Kane was showered, shaved and dressed, the arrival of the Pacific Force Commander announced on a flash message he had gotten from the Mount Whitney the night before. He was particularly bothered by this, the arrival of a meddling admiral onboard his submarine, turning his command of one of the newest Seawolf-class submarines from independent action to little more than a flagship. The arrival of an admiral at sea was always bad news, he thought. His authority as commanding officer would be under constant scrutiny and evaluation in front of his observant crew. In his own memory every time one of his commanders had taken aboard an admiral, that admiral had become a sort of proxy captain.
The captain of a ship was one of the world’s last dictators, but in the world of instantaneous communications the surface-ship captains were no longer fully in charge. They took their orders by the ream from the carrier captains, from the battle-group commanders, from Pentagon bureaucrats, even from the president. But submarine commanders were different. They were submerged below the sea where radio signals couldn’t penetrate — except for slow, uncertain and rarely used extremely low frequency signals — in a tactical employment in which they were prohibited from talking and listening. Sub skippers were chosen for their abilities to operate independently, they were where there was no boss, no appeal, no help. The ultimate authority aboard was with the skipper. The ship was his ship.
But if a captain of a sub were a god, an admiral was some kind of celestial being that pulled the god’s strings. Crew mem
bers stared at his stars, awed by a force considered more powerful than the ship’s captain. And when an admiral was seated next to the captain, and the captain spoke, he was as often as not met with a “huh?” as the subordinate stopped looking at the admiral. A flag officer could only be considered bad news. And in this case, Adm. Michael Pacino was doubly bad news. Kane had rescued Pacino in the Labrador Sea from the wreckage of the Seawolf, but by that time he was unconscious, never recovering until months later in the hospital, long after Kane had ceremoniously scuttled the Phoenix. But Kane had heard rumors and stories about Pacino, the folklore that Pacino had lost his first ship, the Devilfish, in the Arctic Ocean under the cover of an airtight top-secret classification. There was something about that that bothered Kane, particularly since it had been Donchez who had always protected Pacino, and Kane had never approved of Donchez.

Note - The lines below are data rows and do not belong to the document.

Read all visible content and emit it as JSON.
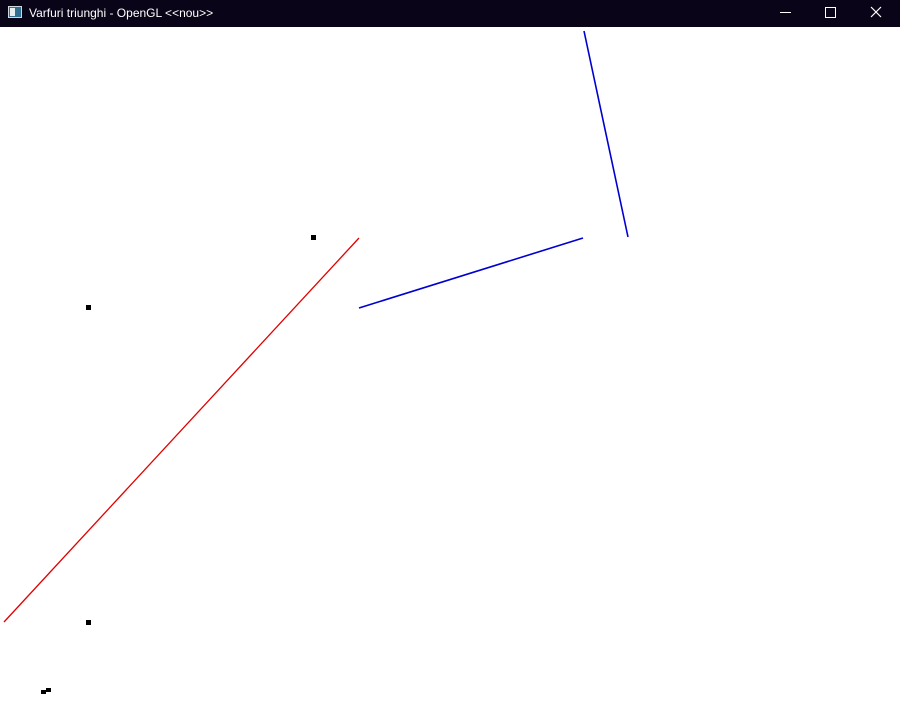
{
  "window": {
    "title": "Varfuri triunghi - OpenGL <<nou>>",
    "icon": "app-window-icon",
    "controls": {
      "minimize_icon": "minimize-icon",
      "maximize_icon": "maximize-icon",
      "close_icon": "close-icon"
    }
  },
  "canvas": {
    "background": "#ffffff",
    "colors": {
      "red_line": "#e00000",
      "blue_lines": "#0000d0",
      "points": "#000000"
    }
  }
}
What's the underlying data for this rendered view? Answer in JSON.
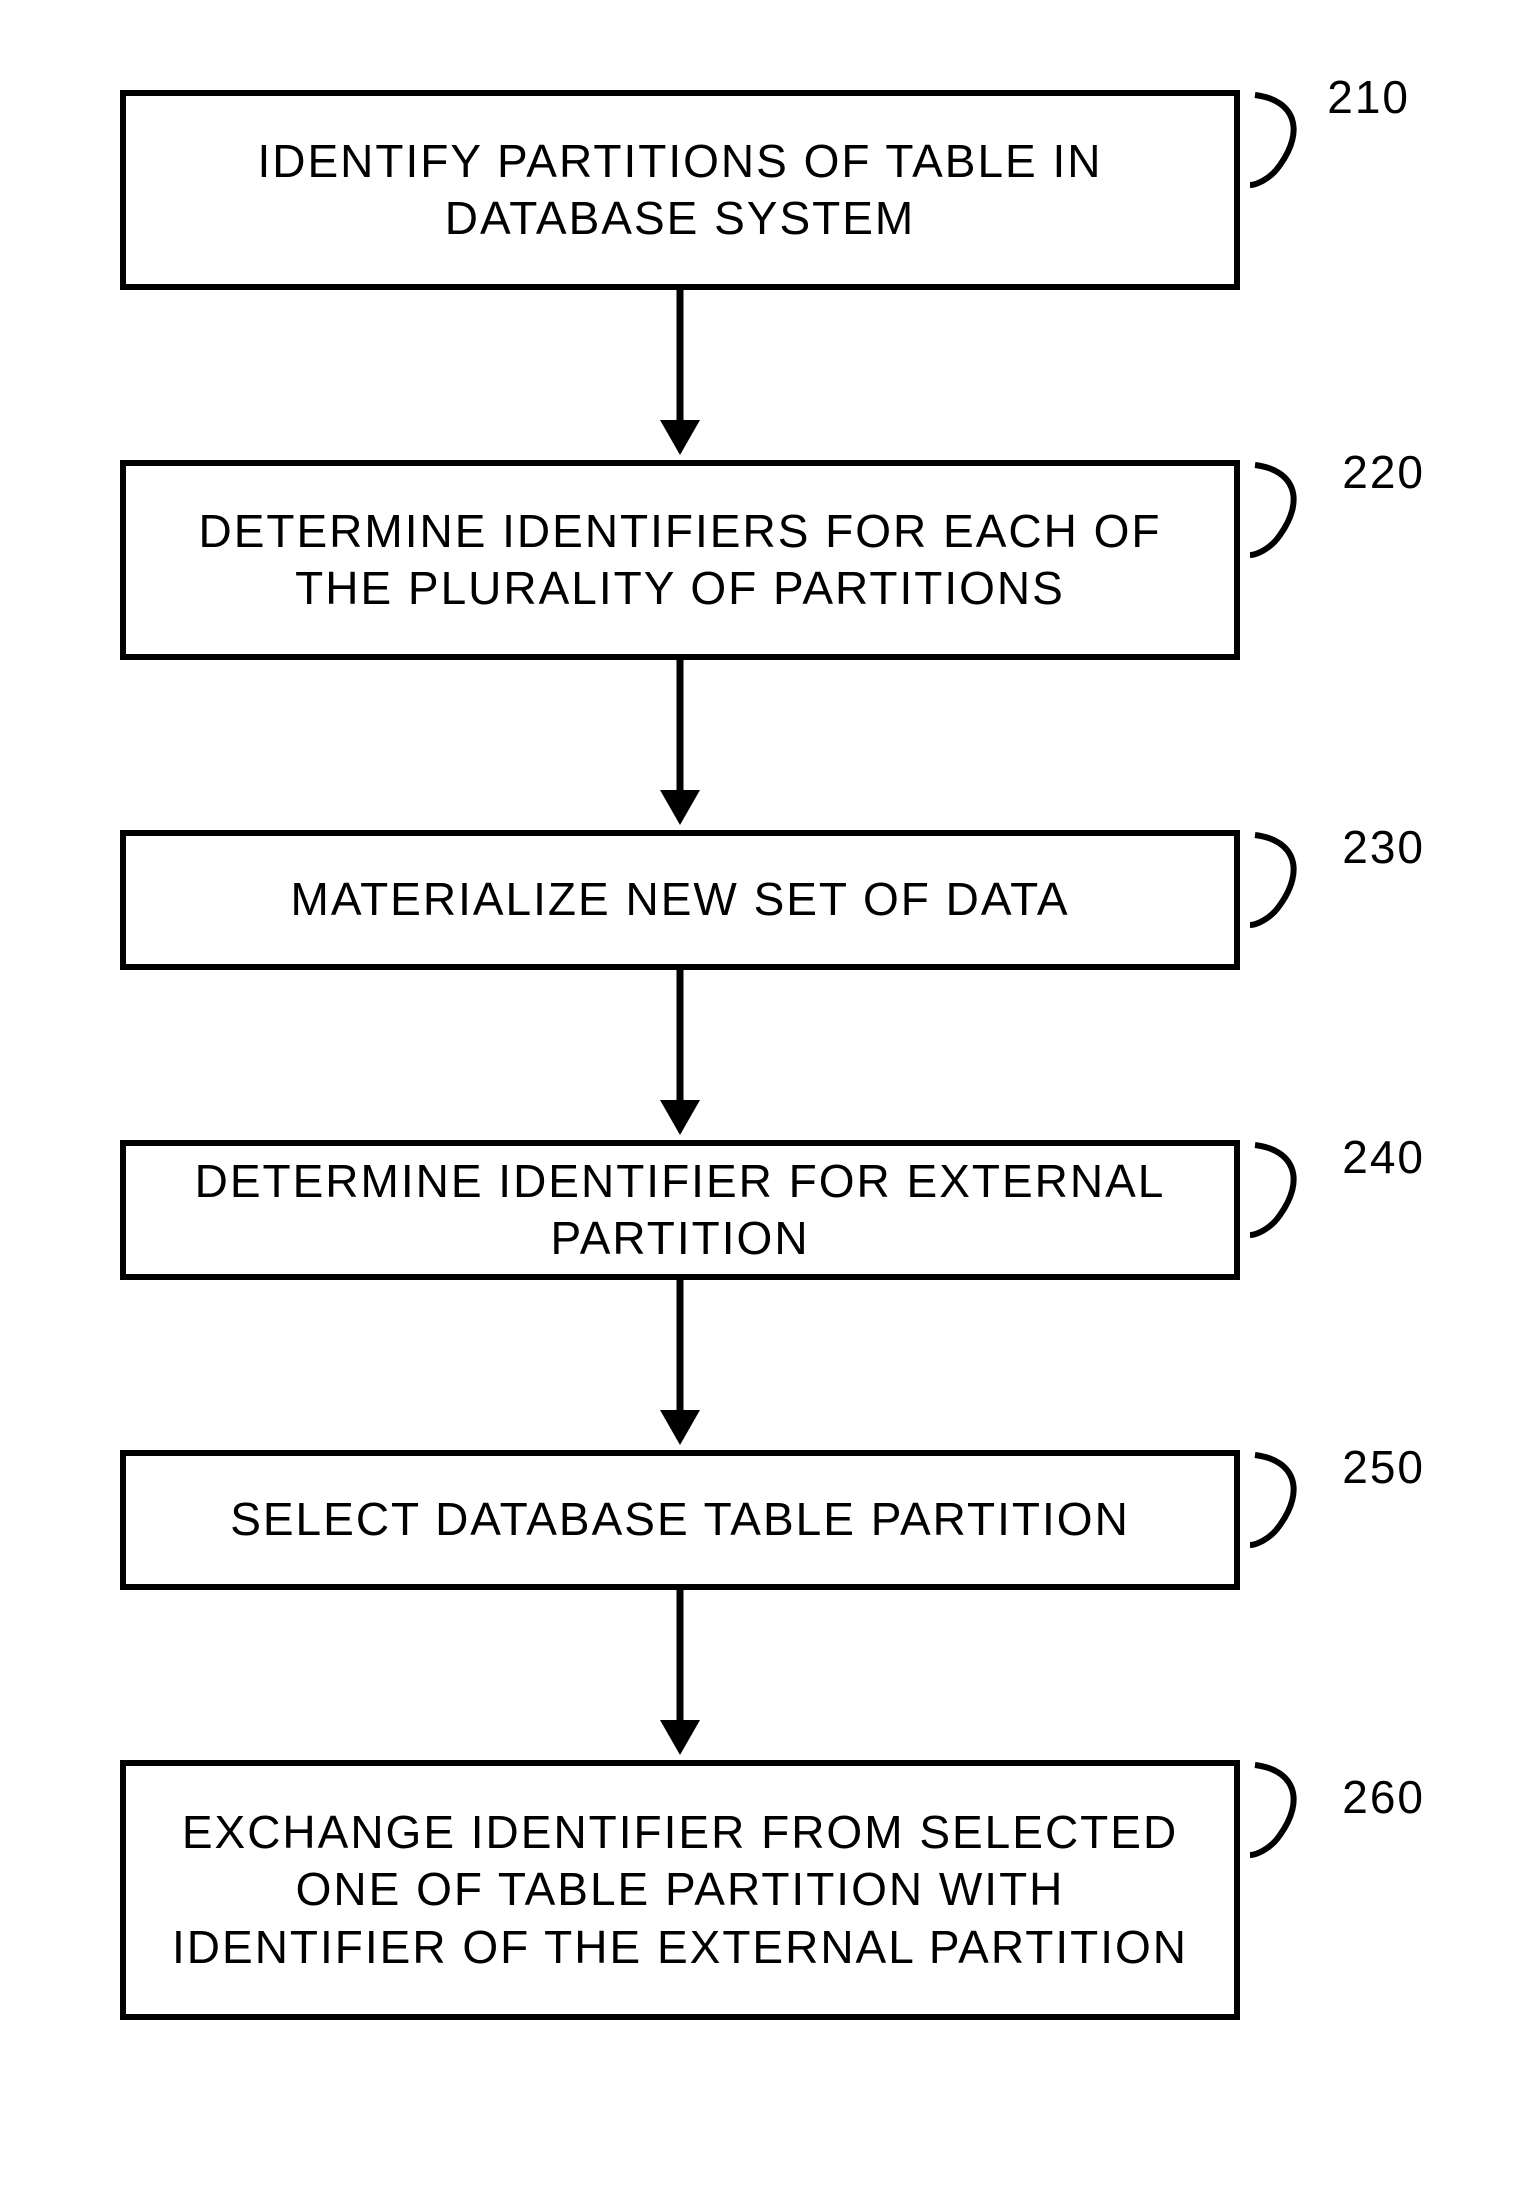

Pacino was not only an unknown, he was a commander of unprecedented power in the reorganized submarine force. Before the reorganization, the force had been split between Atlantic and Pacific fleets, each running a very different navy, the cultural gap as wide as the one between New York and Honolulu. Pacino had been named by Admiral Donchez, then the chief of naval operations, as head of the newly formed Unified Submarine Command, which sacked Comsublant and Comsubpac, the admirals in command of the Atlantic and Pacific fleets, uniting the organizations under his single command. And the fleet seemed to align itself to Pacino like iron filings to a magnet.